Havana Day 5
Today I visited the studio of Zaida del Rio, one of the country’s best known artists, who showed us some beautiful new work. Her son was in the middle of a canvas as well; nice to see the family business going strong. Bought a small piece for a special friend having health challenges—it was one of those, this painting reminds me of you moments.
For some reason breakfast never materialized, and I was starving by the time I arrived at Roberto Salas’ house for lunch. He and his excellent wife prepared an exquisite lunch of shrimp and lobster for Rick, Carolina Sanchez of the Ministry of Culture, and myself. Roberto nearly choked when he saw the amount of Tabasco I put on my rice. I am desperate for heat in my food here, as the Cuban palate likes it “3” on the 1-10 scale of spicy. Always the raconteur, Roberto had a story or two to tell. Born in the Bronx, chased away by the FBI, he landed in Cuba as a teenager in the 50s and ended up taking some of the most iconic photos of the era. His current work is stunning, and he has an opinion about everything.
After a pre-production meeting with Chile, our cinematographer, I had to make the tough decision to forego an ungodly jazz show to return home and finish prepping for the next day’s shoot. I did a fair amount of agonizing as my maquina, a 1956, smelly blue Dodge, rambled past the Teatro Mella, which beckoned me. But the work ethic won out—this time. Did not want to show up on location with people asking, “what?” and my having no response.
And it was a good thing. I was a bit slow on my feet at the start of the shoot the following morning. Ivan Soca was our subject. Ivan has photographed Cuban musicians from Silvio Rodriguez to Los Van Van to Leo Brauer to Cuba’s greatest singers. An incisive guy with critical sensibilities and a winning laugh, Ivan talks about the economía solidaria (barter economy, basically), a concept we tried to use at lunch when the bill arrived; his years as a diplomat’s son in Berlin when the wall fell, and his beloved Lancia, one of the few Italian autos on the island. We had an excellent shoot, with Chile lovingly recording the car’s details and capturing life through Ivan’s lens.
FIga, our sound recordist, and Luz, his lovely partner, were married tonight in a recently rehabbed church in Vedado.

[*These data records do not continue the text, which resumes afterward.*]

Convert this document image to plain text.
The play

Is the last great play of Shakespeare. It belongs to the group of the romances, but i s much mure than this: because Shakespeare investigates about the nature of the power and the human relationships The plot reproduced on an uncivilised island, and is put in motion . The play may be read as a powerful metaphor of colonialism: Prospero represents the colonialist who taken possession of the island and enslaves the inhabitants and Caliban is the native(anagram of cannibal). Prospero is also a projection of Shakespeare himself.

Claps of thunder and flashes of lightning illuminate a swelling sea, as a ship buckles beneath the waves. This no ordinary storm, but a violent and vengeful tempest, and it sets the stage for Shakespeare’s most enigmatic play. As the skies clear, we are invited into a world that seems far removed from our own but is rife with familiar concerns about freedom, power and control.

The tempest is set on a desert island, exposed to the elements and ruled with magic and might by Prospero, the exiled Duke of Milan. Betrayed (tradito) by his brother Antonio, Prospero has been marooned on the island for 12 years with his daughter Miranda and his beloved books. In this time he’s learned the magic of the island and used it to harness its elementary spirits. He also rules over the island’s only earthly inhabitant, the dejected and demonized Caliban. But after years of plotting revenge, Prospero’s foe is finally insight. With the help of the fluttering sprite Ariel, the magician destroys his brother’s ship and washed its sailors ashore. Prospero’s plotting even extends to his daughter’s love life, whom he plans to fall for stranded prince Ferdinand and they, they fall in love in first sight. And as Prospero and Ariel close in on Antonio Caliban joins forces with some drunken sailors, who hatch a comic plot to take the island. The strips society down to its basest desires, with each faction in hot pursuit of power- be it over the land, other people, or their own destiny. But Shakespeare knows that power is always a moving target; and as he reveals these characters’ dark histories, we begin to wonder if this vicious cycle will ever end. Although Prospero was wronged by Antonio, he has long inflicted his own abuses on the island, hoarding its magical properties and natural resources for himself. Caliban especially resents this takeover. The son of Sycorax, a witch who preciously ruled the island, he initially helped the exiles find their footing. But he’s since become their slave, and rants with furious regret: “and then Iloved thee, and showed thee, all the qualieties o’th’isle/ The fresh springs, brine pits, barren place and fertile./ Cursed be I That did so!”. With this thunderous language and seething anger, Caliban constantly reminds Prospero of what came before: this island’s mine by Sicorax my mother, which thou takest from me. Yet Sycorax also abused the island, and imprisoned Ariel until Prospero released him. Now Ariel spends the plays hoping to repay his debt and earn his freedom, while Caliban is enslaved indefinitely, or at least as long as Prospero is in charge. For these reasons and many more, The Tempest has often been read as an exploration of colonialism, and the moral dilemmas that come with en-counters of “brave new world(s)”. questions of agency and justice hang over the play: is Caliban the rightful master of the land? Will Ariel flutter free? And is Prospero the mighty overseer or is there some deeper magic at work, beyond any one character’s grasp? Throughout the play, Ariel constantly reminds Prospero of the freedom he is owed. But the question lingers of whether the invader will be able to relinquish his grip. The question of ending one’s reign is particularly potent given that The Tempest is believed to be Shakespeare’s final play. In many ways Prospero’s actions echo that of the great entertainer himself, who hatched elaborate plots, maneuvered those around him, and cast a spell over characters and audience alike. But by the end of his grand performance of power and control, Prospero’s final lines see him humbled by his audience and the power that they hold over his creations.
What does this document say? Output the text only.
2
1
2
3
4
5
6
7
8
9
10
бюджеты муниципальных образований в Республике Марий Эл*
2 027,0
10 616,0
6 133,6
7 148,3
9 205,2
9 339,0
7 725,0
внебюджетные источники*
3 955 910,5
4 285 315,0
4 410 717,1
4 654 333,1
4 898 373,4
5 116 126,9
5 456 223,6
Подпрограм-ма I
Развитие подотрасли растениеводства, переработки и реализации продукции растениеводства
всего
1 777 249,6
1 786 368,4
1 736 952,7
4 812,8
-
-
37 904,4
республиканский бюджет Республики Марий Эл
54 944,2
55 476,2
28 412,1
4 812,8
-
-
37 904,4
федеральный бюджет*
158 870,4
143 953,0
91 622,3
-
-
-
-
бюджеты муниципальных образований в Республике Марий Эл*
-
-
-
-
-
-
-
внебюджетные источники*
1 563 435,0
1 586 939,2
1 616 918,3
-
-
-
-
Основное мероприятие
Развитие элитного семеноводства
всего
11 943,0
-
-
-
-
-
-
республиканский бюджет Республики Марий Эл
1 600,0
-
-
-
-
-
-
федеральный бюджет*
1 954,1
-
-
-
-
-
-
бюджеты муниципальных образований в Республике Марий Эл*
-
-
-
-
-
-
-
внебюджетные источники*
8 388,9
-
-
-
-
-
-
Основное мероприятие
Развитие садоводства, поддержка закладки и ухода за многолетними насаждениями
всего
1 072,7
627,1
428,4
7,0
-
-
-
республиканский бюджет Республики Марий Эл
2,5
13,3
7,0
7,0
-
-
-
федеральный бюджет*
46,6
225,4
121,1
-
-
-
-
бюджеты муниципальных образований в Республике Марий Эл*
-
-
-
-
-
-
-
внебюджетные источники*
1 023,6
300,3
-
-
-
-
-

The chorus sang from a terrace that wrapped around three sides of the chapel, and had an other-worldly feel, as we could not see them. I still cry at weddings
I managed to squeeze in a little jazz. For some reason, Billy Gibbons opened , and in this context I found his band quite boring. 4:4 rock with marginal lyricsjust cannot stand shoulder-to-shoulder with Cuban jazz. But I’ll give them this—they did a rocking encore of Whole Lotta Love, singing the chorus in Spanish (“Got mucho amor, “mucho amor,” etc.).
Tomorrow is my last full day here, and I’m meeting two potential characters for our series, (R)evolution Cuba: Stories of Art and Change.